Search This Blog

Saturday, March 16, 2013

Valen the Outcast. Volume 2: Death Eternal. Michael Alan Nelson (Writer), Matteo Scalera (Art), Archie Van Buren (Colours), Ed Dukshire (Letters), BOOM! Studios (2012)

Superb conclusion to a story that puts heart into sword and sorcery without ever compromising on the action. Valen Brand, undead ex-king of Oakhaven is on a journey to recover his soul from the necromancer Korrus Null with his companions Zjanna and Alexio Cordovan. After an encounter with Furies who hate trespassesr on thier seas and a battering meeting with the ghost of his wife, Valen and the other finally make landfall. Their troubles, of course are only starting as the threats they face, including a skulk, a group of women warriors who Zajanna used to belong to, are nothing to the danger they face when they arrive at the court of Korrus Null.The action never flags, the reveals are clever and meaty, the finale surprising and very fitting.
What had started out as a great sword and sorcery action story with a smart plot, engaging cast and tremendous action develops in a most unexpected and satisfying way. The action is as fast as ever, what changes is that as the plot reveals itself it also adds depth and force to the cast, giving them a more resonant context for their actions and reactions.

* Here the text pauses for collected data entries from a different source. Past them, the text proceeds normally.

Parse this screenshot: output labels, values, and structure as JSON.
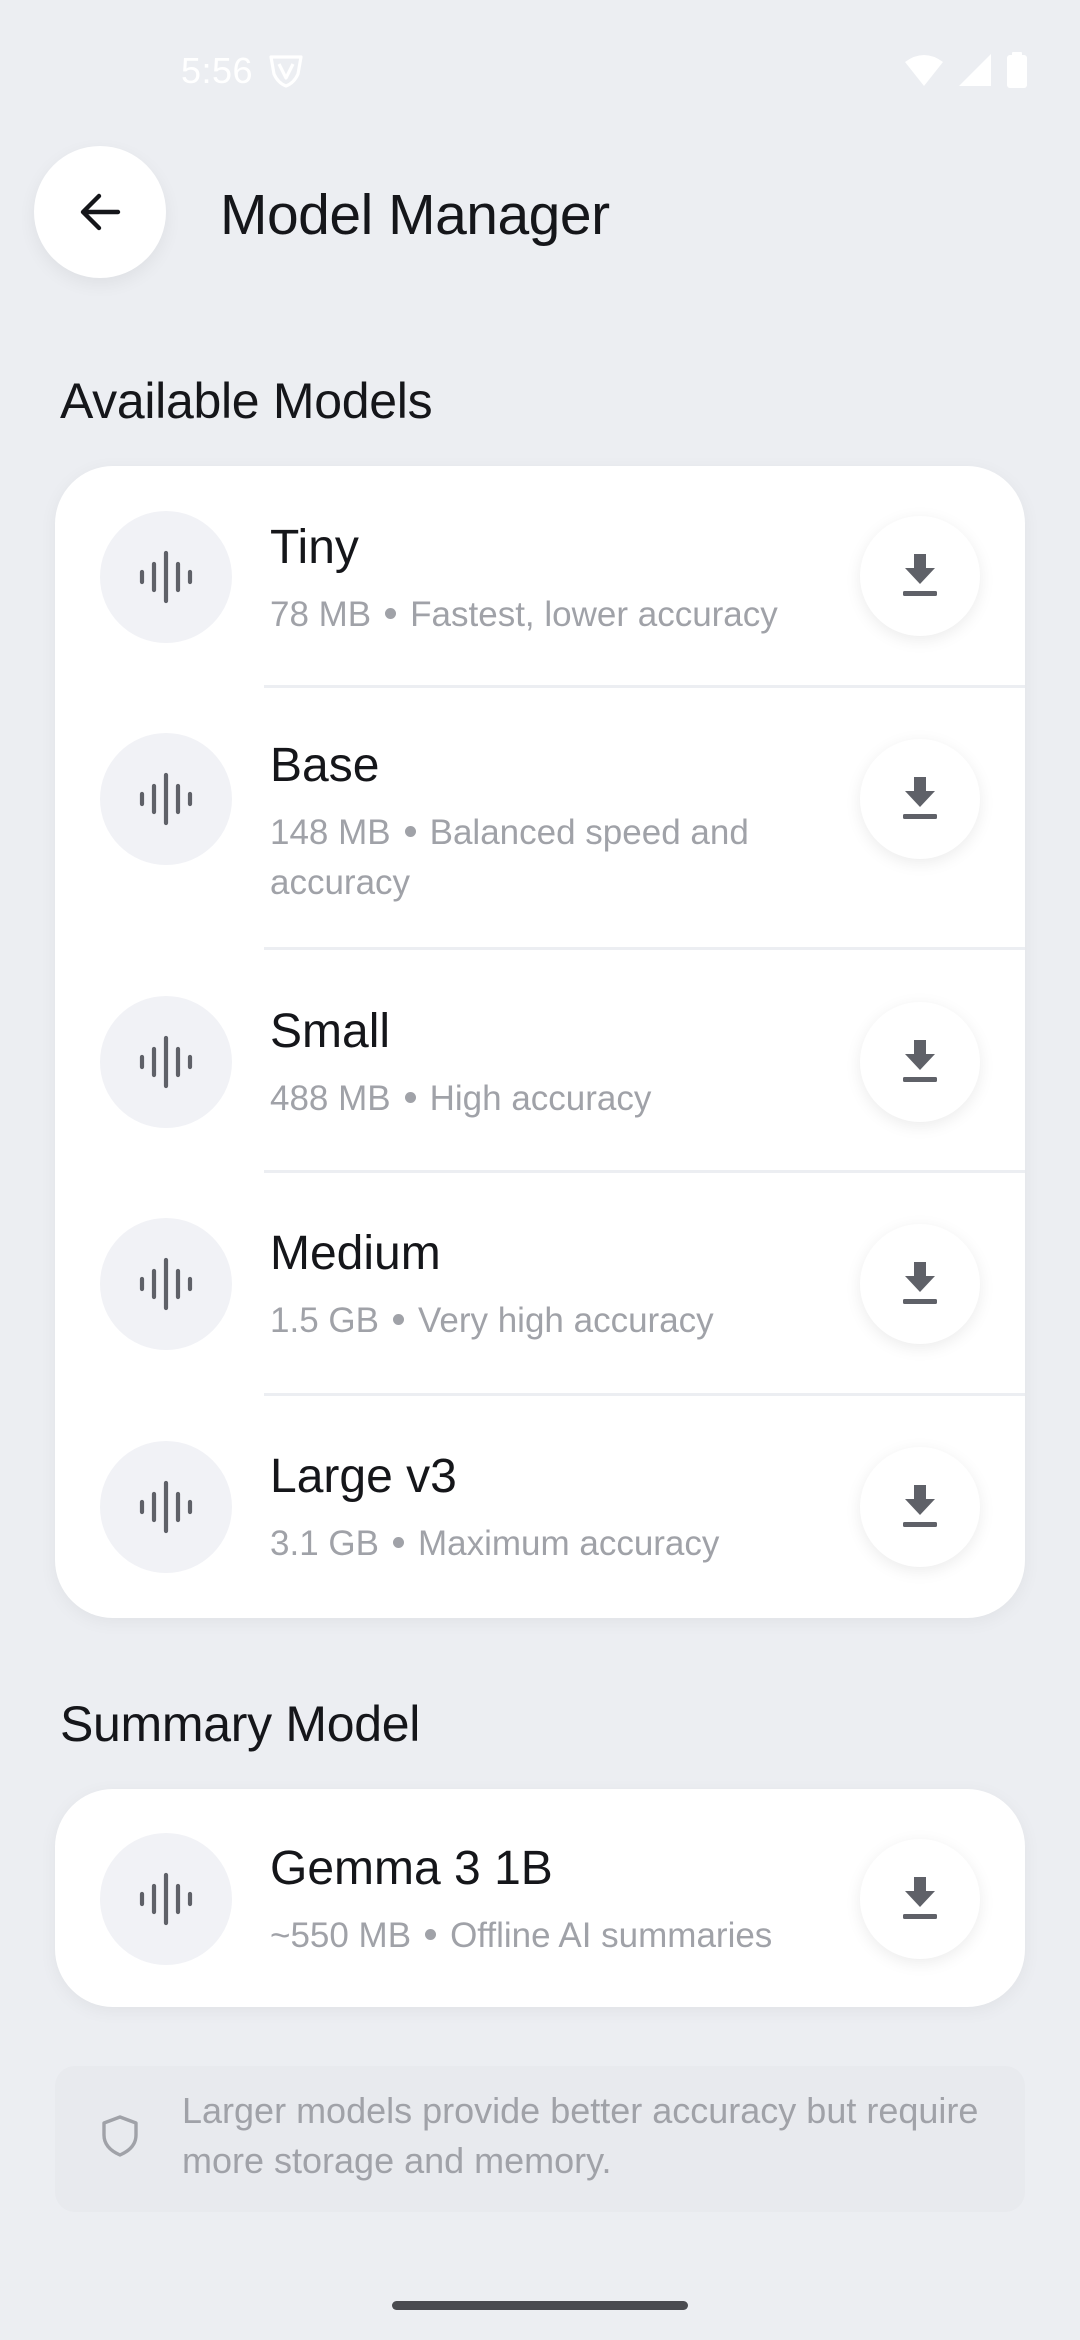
{
  "status_bar": {
    "time": "5:56",
    "vpn_icon": "vpn-key-shield-icon",
    "wifi_icon": "wifi-icon",
    "signal_icon": "cell-signal-icon",
    "battery_icon": "battery-icon"
  },
  "header": {
    "back_icon": "arrow-left-icon",
    "title": "Model Manager"
  },
  "available": {
    "section_title": "Available Models",
    "items": [
      {
        "name": "Tiny",
        "size": "78 MB",
        "description": "Fastest, lower accuracy",
        "icon": "audio-waveform-icon",
        "action_icon": "download-icon"
      },
      {
        "name": "Base",
        "size": "148 MB",
        "description": "Balanced speed and accuracy",
        "icon": "audio-waveform-icon",
        "action_icon": "download-icon"
      },
      {
        "name": "Small",
        "size": "488 MB",
        "description": "High accuracy",
        "icon": "audio-waveform-icon",
        "action_icon": "download-icon"
      },
      {
        "name": "Medium",
        "size": "1.5 GB",
        "description": "Very high accuracy",
        "icon": "audio-waveform-icon",
        "action_icon": "download-icon"
      },
      {
        "name": "Large v3",
        "size": "3.1 GB",
        "description": "Maximum accuracy",
        "icon": "audio-waveform-icon",
        "action_icon": "download-icon"
      }
    ]
  },
  "summary": {
    "section_title": "Summary Model",
    "items": [
      {
        "name": "Gemma 3 1B",
        "size": "~550 MB",
        "description": "Offline AI summaries",
        "icon": "audio-waveform-icon",
        "action_icon": "download-icon"
      }
    ]
  },
  "info": {
    "icon": "shield-icon",
    "text": "Larger models provide better accuracy but require more storage and memory."
  },
  "colors": {
    "background": "#eceef2",
    "card": "#ffffff",
    "primary_text": "#15161a",
    "secondary_text": "#a0a2a8",
    "icon_gray": "#5f6168"
  }
}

The story becomes more than straightforward recovery and revenge, love,loss, grief and the depths of friendship all come to the fore without every being plastered onto the the story. They arise naturally from the cast and the way choices they make under dreadful circumstances.
Sword and sorcery trades in simple big stories and concepts and Michael  Alan Nelson has a confident sure grasp of this, at the same time he has realised that action give you the room for more subtle moments that add force to the swordplay.

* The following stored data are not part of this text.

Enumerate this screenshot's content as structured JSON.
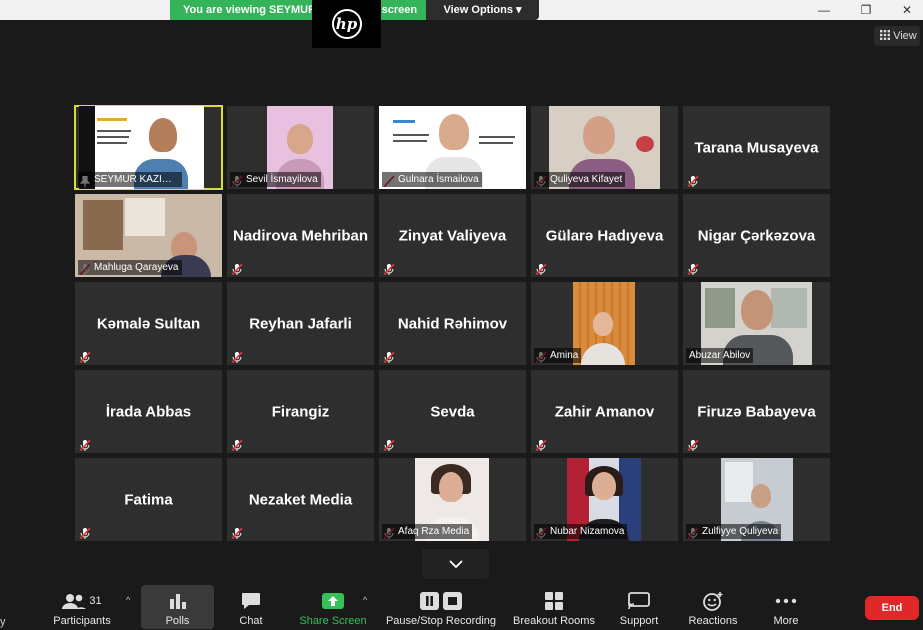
{
  "banner": {
    "viewing_text": "You are viewing SEYMUR KAZIMOV's screen",
    "view_options": "View Options ▾"
  },
  "window": {
    "minimize": "—",
    "restore": "❐",
    "close": "✕"
  },
  "view_button": "View",
  "participants": [
    {
      "label": "SEYMUR KAZIMOV",
      "video": true,
      "active": true,
      "pinned": true,
      "muted": false
    },
    {
      "label": "Sevil İsmayilova",
      "video": true,
      "muted": true
    },
    {
      "label": "Gulnara İsmailova",
      "video": true,
      "muted": true
    },
    {
      "label": "Quliyeva Kifayet",
      "video": true,
      "muted": true
    },
    {
      "name": "Tarana Musayeva",
      "video": false,
      "muted": true
    },
    {
      "label": "Mahluga Qarayeva",
      "video": true,
      "muted": true
    },
    {
      "name": "Nadirova Mehriban",
      "video": false,
      "muted": true
    },
    {
      "name": "Zinyat Valiyeva",
      "video": false,
      "muted": true
    },
    {
      "name": "Gülarə Hadıyeva",
      "video": false,
      "muted": true
    },
    {
      "name": "Nigar Çərkəzova",
      "video": false,
      "muted": true
    },
    {
      "name": "Kəmalə Sultan",
      "video": false,
      "muted": true
    },
    {
      "name": "Reyhan Jafarli",
      "video": false,
      "muted": true
    },
    {
      "name": "Nahid Rəhimov",
      "video": false,
      "muted": true
    },
    {
      "label": "Amina",
      "video": true,
      "muted": true
    },
    {
      "label": "Abuzar Abilov",
      "video": true,
      "muted": false
    },
    {
      "name": "İrada Abbas",
      "video": false,
      "muted": true
    },
    {
      "name": "Firangiz",
      "video": false,
      "muted": true
    },
    {
      "name": "Sevda",
      "video": false,
      "muted": true
    },
    {
      "name": "Zahir Amanov",
      "video": false,
      "muted": true
    },
    {
      "name": "Firuzə Babayeva",
      "video": false,
      "muted": true
    },
    {
      "name": "Fatima",
      "video": false,
      "muted": true
    },
    {
      "name": "Nezaket Media",
      "video": false,
      "muted": true
    },
    {
      "label": "Afaq Rza Media",
      "video": true,
      "muted": true
    },
    {
      "label": "Nubar Nizamova",
      "video": true,
      "muted": true
    },
    {
      "label": "Zulfiyye Quliyeva",
      "video": true,
      "muted": true
    }
  ],
  "toolbar": {
    "participants_label": "Participants",
    "participants_count": "31",
    "polls_label": "Polls",
    "chat_label": "Chat",
    "share_label": "Share Screen",
    "recording_label": "Pause/Stop Recording",
    "breakout_label": "Breakout Rooms",
    "support_label": "Support",
    "reactions_label": "Reactions",
    "more_label": "More",
    "end_label": "End",
    "left_edge_label": "y"
  },
  "colors": {
    "share_green": "#35c05a",
    "banner_green": "#35b35a",
    "end_red": "#e02828",
    "mute_red": "#e0393e",
    "active_border": "#d7dd3a"
  }
}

Matteo Scalara'a art is angular and explosive where required and great at the detail as well, This range means that the full scope of the story can be shown, the action when it comes is not just physical, it is a reflection of the character and their choices. The is a great deal of interplay between the cast that gets the sly detail of face and body language to get right and Matteo Scalara provide it.
Archie Van Buren's colours glow and are simply fantastic, they give an extra dimension to the whole story, they highten the contrast where needed, the pick out details and give definition to the context. They capture the heightened  and deliberately alien context that sword and sorcery works best in. Ed Dukeshire's letters are unobtrusive and effective when required and smashingly effective when just the right sound effect is called for.
The women of the skulk are dressed in the usual skimpy garments that are absurd for any fighter, there is minimal protection and maximum exposure. In a small and very telling moment a smart explanation is provided for it. The whole combined story resonates with this kind of thoughtful respect for the reader, small details that take the cast and the story seriously enough so that the reader is taken seriously too. A great story and a wonderful comic.